Back to Basics: Graphite

Most of my sketches start with graphite (pencil) but soon disappears under ink work and watercolor and any stray graphite lines are erased.

My generation is very familiar with graphite in the form of the Number 2 pencil used to shade in answer sheets on standardized tests in school. An HB pencil is the equivalent to the old school Number 2 (I really shouldn’t say “old school” because the Number 2 pencil is the go-to pencil for my students today). The HB pencil is usually the first pencil I start with.

It was time to sketch with a form for drawing stemming from the 17th century. This form of mark making was given it’s name in 1789 by a German Mineralogist named Abraham Werner. Graphite comes from the Ancient Greek graphein, meaning to write or draw.

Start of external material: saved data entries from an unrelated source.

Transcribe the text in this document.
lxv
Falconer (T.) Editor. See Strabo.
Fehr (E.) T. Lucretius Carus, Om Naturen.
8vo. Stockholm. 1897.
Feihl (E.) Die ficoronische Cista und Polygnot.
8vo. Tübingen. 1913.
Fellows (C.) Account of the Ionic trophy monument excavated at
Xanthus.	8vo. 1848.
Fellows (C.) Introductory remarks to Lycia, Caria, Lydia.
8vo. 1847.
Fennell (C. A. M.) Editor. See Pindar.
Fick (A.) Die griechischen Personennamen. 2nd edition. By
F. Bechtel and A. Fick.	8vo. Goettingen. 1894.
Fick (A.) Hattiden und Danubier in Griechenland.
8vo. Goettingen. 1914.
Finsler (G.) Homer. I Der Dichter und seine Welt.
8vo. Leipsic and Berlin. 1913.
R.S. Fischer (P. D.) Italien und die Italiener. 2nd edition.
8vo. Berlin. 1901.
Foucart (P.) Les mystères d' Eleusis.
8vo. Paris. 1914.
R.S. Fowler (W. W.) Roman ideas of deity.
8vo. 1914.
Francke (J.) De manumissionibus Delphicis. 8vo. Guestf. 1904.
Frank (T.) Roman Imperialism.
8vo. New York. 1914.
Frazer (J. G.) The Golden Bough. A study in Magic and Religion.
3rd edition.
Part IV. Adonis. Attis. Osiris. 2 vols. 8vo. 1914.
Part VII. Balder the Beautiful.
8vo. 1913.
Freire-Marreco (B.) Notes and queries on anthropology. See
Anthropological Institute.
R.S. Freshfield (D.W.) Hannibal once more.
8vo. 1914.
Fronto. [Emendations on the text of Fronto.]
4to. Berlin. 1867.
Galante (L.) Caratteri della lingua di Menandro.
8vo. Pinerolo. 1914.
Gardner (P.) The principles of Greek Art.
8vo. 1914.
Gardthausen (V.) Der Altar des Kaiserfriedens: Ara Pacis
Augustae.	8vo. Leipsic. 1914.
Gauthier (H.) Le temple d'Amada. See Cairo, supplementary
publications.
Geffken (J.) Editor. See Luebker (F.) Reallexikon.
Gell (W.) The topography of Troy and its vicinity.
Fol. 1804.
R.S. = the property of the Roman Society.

Sketching in graphite and painting in watercolor bears some similarities. Both conveys depth through the building up of layers and use the white of the paper for highlights. But graphite is much more forgiving, you can erase your mistakes in graphite and you can’t in watercolor. The nuances of blending the graphite with a blending tool such as a blending stump or tortillons, make etherial and realistic tonal transitions.

Now that Palace Arts was now open after three months, I headed over to Capitola to pick up some graphite drawing tools and drawing paper. On the way back to the cabin I stopped at Whole Foods to pick up two Bosc pears, not to eat, but to draw.

A graphic sketch of a quail sculpture that my grandma collected, I often hear the “Chicago” call of California’s state bird: the California quail from my deck.